Oregon bill would let teens register to vote at 16
The teens wouldn't be able to cast a ballot until their 18th birthday, but proponents hope the measure would increase participation among younger voters. As registered voters, they'd automatically get a ballot in the mail before the first election in which they're eligible to vote.
"This bill would greatly enhance our ability to engage the young people who we so desperately need in our democracy," said Rep. Ben Unger, of Hillsboro, a freshman Democrat and political consultant who was one the measure's chief sponsors.
Lawmakers rejected a Republican counterproposal that would have prohibited minors from joining political parties.
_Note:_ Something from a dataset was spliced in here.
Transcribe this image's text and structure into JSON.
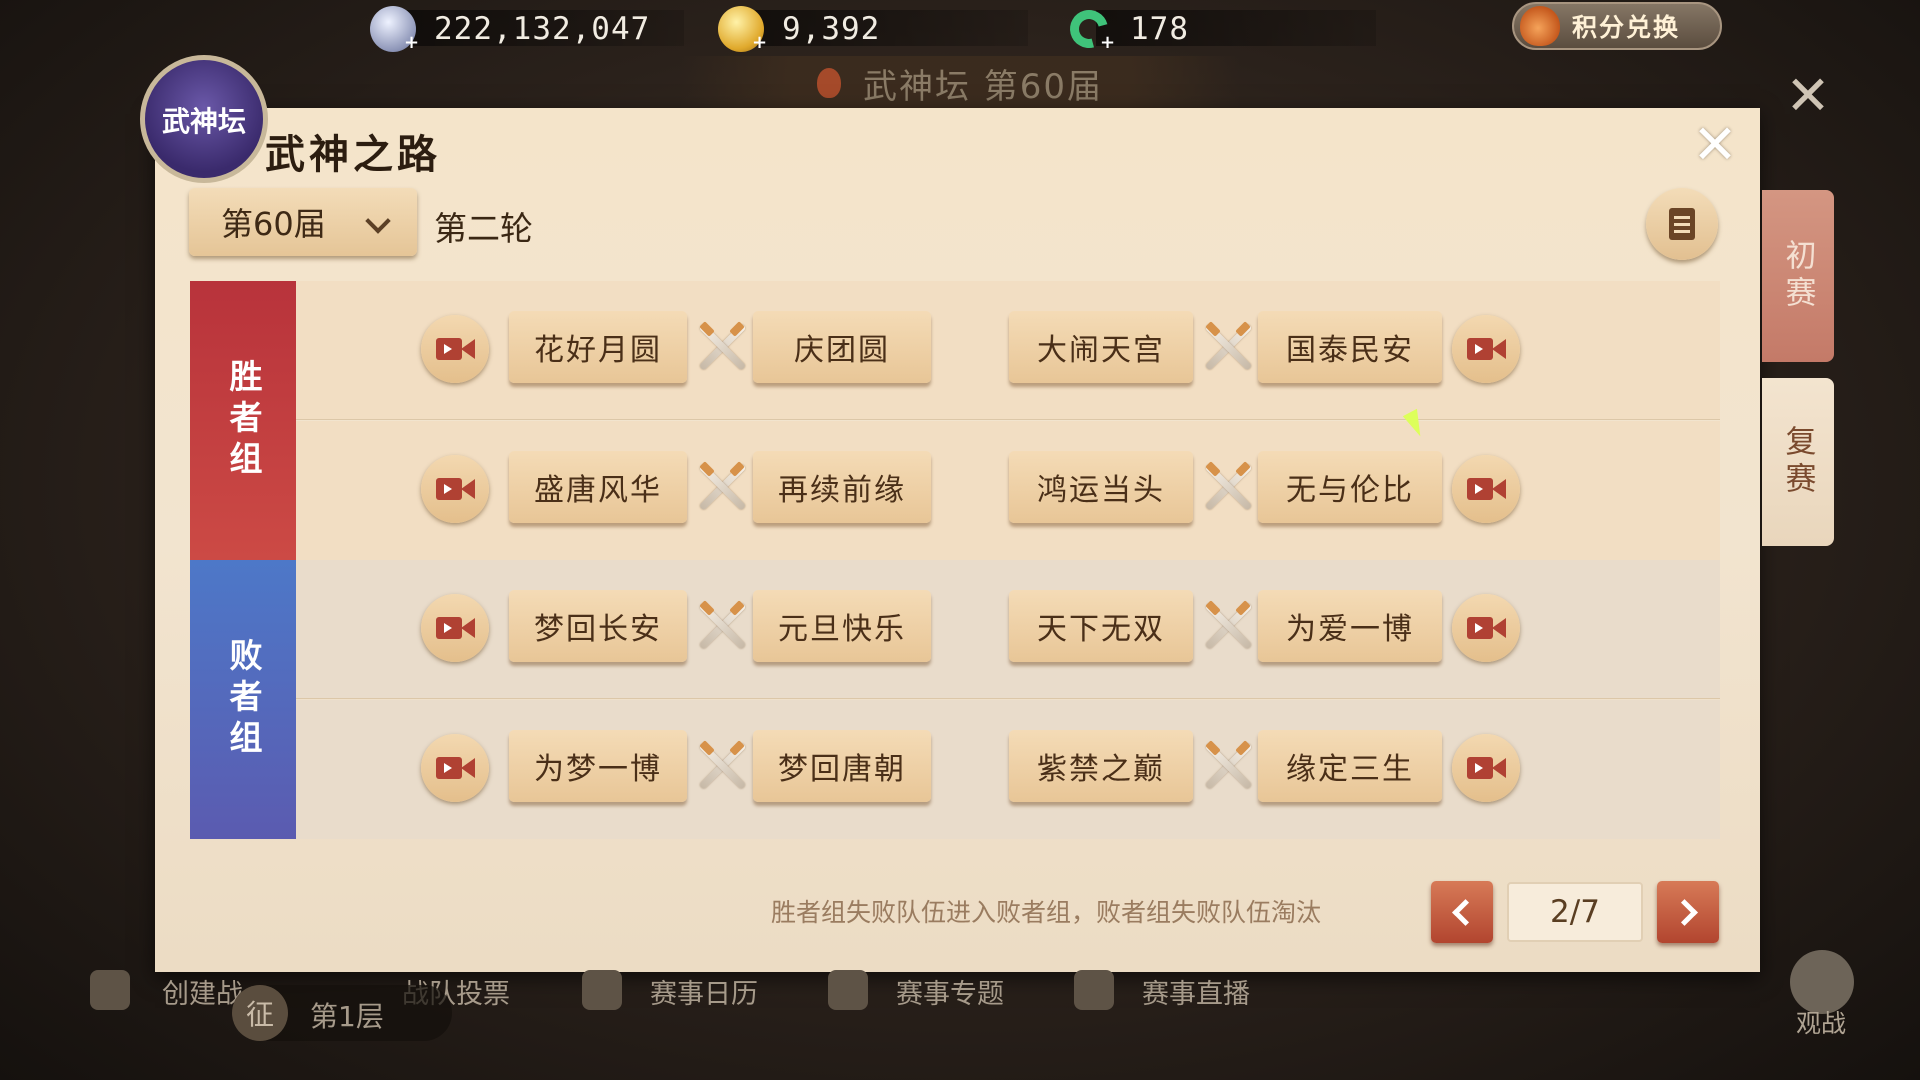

It also would have kept their contact information private from campaigns, political parties and others that collect data from voter rolls.
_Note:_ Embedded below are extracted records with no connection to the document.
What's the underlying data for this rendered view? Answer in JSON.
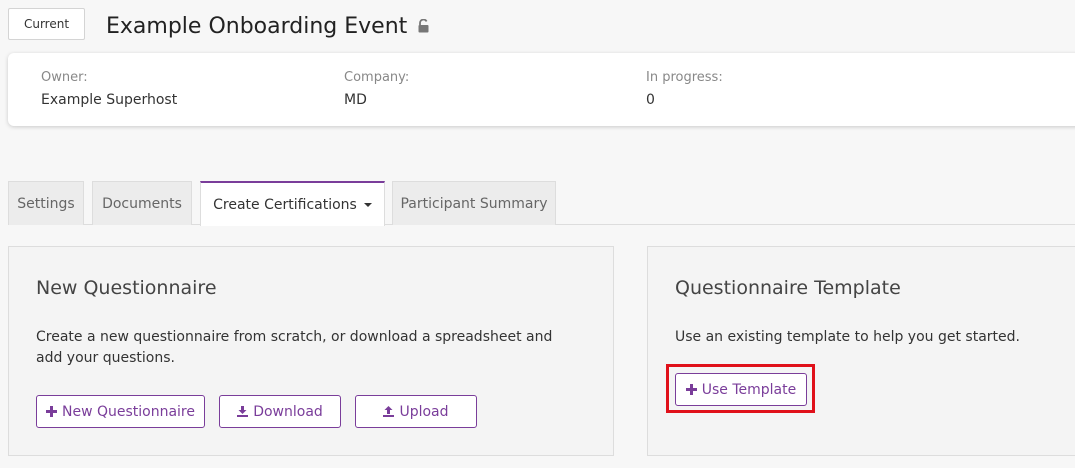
{
  "header": {
    "status_label": "Current",
    "title": "Example Onboarding Event"
  },
  "info": {
    "owner_label": "Owner:",
    "owner_value": "Example Superhost",
    "company_label": "Company:",
    "company_value": "MD",
    "progress_label": "In progress:",
    "progress_value": "0"
  },
  "tabs": [
    {
      "label": "Settings"
    },
    {
      "label": "Documents"
    },
    {
      "label": "Create Certifications",
      "active": true
    },
    {
      "label": "Participant Summary"
    }
  ],
  "new_questionnaire": {
    "title": "New Questionnaire",
    "description": "Create a new questionnaire from scratch, or download a spreadsheet and add your questions.",
    "new_button": "New Questionnaire",
    "download_button": "Download",
    "upload_button": "Upload"
  },
  "template": {
    "title": "Questionnaire Template",
    "description": "Use an existing template to help you get started.",
    "use_button": "Use Template"
  },
  "colors": {
    "accent": "#7a3d9a",
    "highlight": "#e0101a"
  }
}
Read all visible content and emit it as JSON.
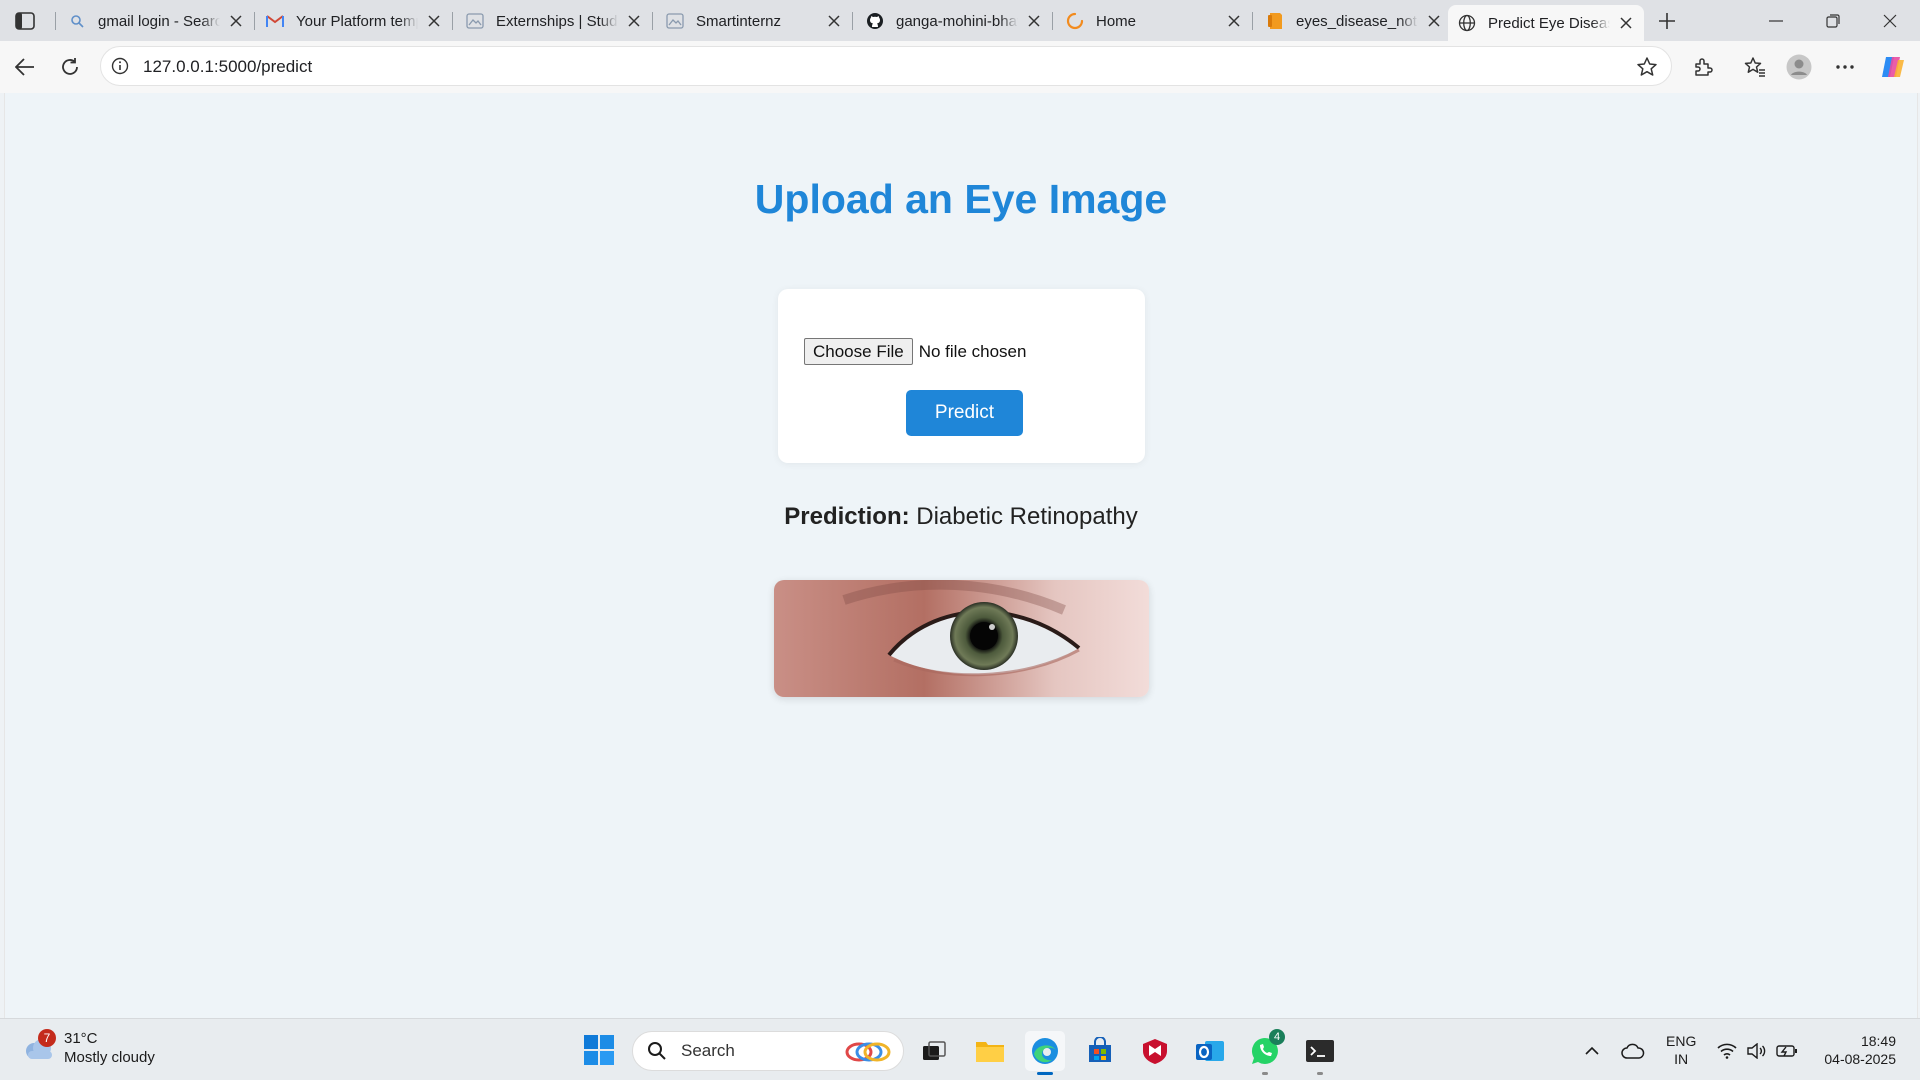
{
  "browser": {
    "tabs": [
      {
        "title": "gmail login - Search",
        "icon": "search-favicon",
        "active": false
      },
      {
        "title": "Your Platform template",
        "icon": "gmail-favicon",
        "active": false
      },
      {
        "title": "Externships | Student",
        "icon": "image-favicon",
        "active": false
      },
      {
        "title": "Smartinternz",
        "icon": "image-favicon",
        "active": false
      },
      {
        "title": "ganga-mohini-bhavani",
        "icon": "github-favicon",
        "active": false
      },
      {
        "title": "Home",
        "icon": "loading-favicon",
        "active": false
      },
      {
        "title": "eyes_disease_notebook",
        "icon": "notebook-favicon",
        "active": false
      },
      {
        "title": "Predict Eye Disease",
        "icon": "globe-favicon",
        "active": true
      }
    ],
    "address": {
      "url": "127.0.0.1:5000/predict"
    }
  },
  "page": {
    "heading": "Upload an Eye Image",
    "upload": {
      "choose_label": "Choose File",
      "file_status": "No file chosen"
    },
    "predict_button": "Predict",
    "prediction": {
      "label": "Prediction:",
      "value": "Diabetic Retinopathy"
    },
    "image_alt": "Uploaded eye image"
  },
  "taskbar": {
    "weather": {
      "temp": "31°C",
      "condition": "Mostly cloudy",
      "badge": "7"
    },
    "search_placeholder": "Search",
    "whatsapp_badge": "4",
    "language": {
      "line1": "ENG",
      "line2": "IN"
    },
    "clock": {
      "time": "18:49",
      "date": "04-08-2025"
    }
  },
  "colors": {
    "accent": "#1f86d8",
    "page_bg": "#eef4f8"
  }
}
Political parties would begin reaching out to 15-year-olds trying to persuade them to join on their 16th birthday when they get their driver's license and register to vote, said Rep. Wally Hicks, R-Grants Pass.
"Fifteen is just too young to be involved in partisan politics," Hicks said.
Democrats said the ritual of going to the Driver and Motor Vehicle Services office shortly after turning 16 provides the state a unique opportunity to connect with young people. The state won't get another opportunity to reach those voters at the DMV until their license expires when they turn 24, Unger said.
Republican Rep. Bob Jenson, of Pendleton, joined all 34 Democrats in supporting the measure, which was approved on a 35-25 vote. It now goes to the Senate, where Democrats also have a majority.